The words caught in my throat. A memory came to me then, from a lifetime ago. Sitting in a tiny room with Master Isao, listening to a story of an arrogant mortal and the jewel in the Dragon’s head.
“The Fushi no Tama grants immortality to anyone who possesses it.” Seigetsu’s voice echoed over the wind, and the eyes of the ninetail glowed yellow in the darkness. “The Harbinger’s wishes have brought nothing but ruin to this world. It is time for a new god to rise, one who is unconcerned with the desires of mortal men. I will shape this world anew and purge the greed of humans from the land once and for all. The Dragon is gone. A new Harbinger of Change has come!”

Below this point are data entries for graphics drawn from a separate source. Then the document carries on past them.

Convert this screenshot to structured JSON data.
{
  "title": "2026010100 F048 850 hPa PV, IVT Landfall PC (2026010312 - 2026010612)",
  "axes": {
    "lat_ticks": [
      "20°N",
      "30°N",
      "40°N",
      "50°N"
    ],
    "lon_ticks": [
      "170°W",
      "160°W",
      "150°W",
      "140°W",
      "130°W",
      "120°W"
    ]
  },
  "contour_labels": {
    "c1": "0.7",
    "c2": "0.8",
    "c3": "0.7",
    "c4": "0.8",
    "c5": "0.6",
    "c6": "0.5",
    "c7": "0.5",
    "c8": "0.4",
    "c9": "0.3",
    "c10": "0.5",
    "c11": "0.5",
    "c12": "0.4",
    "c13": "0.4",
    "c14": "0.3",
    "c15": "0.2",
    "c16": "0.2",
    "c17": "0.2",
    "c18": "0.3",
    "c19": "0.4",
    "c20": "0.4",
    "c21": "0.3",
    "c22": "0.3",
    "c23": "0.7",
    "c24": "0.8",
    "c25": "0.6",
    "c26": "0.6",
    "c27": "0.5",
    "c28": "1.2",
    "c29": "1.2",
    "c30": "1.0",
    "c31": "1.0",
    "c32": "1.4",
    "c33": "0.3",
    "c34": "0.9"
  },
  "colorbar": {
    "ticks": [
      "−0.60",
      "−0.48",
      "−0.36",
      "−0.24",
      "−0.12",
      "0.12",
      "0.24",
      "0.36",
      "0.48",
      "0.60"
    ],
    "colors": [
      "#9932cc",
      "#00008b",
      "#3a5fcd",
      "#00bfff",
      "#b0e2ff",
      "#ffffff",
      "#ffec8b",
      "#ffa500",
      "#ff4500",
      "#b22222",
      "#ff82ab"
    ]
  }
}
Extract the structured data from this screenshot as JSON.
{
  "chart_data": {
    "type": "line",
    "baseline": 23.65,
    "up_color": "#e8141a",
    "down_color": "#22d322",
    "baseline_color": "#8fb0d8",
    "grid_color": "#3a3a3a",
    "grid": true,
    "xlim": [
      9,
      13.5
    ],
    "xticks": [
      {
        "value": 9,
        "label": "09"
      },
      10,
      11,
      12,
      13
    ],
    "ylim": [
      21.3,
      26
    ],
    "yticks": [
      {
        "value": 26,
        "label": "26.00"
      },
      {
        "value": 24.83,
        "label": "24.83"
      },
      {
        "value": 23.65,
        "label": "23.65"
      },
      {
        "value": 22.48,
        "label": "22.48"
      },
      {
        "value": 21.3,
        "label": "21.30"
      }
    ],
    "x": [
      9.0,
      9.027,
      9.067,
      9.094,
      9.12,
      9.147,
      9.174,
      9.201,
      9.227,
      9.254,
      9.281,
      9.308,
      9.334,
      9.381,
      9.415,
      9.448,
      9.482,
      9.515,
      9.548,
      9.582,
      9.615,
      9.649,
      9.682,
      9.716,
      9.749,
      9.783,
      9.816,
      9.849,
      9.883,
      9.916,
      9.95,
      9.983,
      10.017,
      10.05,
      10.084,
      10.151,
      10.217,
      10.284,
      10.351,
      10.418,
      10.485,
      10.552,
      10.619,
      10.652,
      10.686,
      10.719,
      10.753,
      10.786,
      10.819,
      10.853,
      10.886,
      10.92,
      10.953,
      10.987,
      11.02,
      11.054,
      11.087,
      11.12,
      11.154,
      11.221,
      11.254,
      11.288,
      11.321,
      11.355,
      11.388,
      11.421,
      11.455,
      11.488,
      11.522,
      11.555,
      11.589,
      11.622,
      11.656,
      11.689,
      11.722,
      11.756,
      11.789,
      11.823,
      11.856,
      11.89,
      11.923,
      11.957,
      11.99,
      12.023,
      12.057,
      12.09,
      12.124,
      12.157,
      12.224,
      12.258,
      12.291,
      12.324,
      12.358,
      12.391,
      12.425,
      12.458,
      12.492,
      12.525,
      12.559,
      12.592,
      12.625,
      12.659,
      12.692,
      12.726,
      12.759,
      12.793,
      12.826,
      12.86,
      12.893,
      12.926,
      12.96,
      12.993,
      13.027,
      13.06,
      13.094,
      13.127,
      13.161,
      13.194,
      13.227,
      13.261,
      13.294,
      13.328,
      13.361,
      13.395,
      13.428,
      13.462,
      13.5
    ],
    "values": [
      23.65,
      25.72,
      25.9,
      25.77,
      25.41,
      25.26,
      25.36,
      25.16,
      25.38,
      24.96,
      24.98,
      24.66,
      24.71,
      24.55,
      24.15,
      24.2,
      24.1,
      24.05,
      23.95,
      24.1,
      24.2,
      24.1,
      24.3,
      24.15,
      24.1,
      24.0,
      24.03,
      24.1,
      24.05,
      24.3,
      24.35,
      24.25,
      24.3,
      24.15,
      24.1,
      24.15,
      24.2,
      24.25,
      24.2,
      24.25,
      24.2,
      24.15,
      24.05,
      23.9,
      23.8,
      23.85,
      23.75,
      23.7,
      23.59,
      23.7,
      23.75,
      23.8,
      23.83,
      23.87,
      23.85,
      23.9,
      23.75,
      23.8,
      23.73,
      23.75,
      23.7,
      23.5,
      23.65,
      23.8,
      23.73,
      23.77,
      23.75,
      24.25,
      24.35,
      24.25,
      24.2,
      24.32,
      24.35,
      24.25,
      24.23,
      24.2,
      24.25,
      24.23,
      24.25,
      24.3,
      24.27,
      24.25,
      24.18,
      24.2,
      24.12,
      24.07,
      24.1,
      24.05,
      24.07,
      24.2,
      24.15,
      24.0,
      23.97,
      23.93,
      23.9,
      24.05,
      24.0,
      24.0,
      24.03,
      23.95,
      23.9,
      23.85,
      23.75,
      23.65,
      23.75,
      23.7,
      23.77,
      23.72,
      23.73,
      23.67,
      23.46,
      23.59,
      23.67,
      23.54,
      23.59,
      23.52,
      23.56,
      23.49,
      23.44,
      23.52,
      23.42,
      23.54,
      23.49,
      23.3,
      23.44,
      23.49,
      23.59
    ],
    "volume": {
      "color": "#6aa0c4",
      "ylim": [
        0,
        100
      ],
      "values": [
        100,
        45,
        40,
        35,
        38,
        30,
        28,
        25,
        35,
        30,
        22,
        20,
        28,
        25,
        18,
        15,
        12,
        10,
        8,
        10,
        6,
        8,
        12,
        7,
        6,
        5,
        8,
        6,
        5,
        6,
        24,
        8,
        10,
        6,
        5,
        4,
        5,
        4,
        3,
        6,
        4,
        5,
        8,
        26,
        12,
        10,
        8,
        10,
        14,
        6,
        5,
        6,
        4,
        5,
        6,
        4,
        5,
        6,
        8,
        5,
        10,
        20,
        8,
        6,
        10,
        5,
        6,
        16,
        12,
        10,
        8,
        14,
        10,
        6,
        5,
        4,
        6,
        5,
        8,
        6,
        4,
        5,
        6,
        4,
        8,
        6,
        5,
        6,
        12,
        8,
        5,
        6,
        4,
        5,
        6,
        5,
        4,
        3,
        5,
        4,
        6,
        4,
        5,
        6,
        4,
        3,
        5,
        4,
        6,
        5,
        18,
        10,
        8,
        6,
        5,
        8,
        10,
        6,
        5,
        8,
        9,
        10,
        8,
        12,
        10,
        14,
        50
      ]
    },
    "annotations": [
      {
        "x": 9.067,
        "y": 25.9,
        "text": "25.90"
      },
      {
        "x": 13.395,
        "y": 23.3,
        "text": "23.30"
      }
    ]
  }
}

A shudder went through the Dragon. I felt the shiver ripple through the huge body, as whatever force was holding the mighty creature aloft departed. For a heartbeat, the Kami hung in the clouds, and in the second before it started to fall, Tatsumi lunged forward, yanked Kamigoroshi from the Dragon’s head and slashed it at the ninetail.
Seigetsu whirled, moving his head just enough so that the sword missed his face by a hairbreadth. A few strands of silver hair tumbled free and danced away on the wind. Tatsumi, the front of his haori drenched with blood, blinked as Seigetsu smiled.
“Not this time, Hakaimono. Now you face a god.”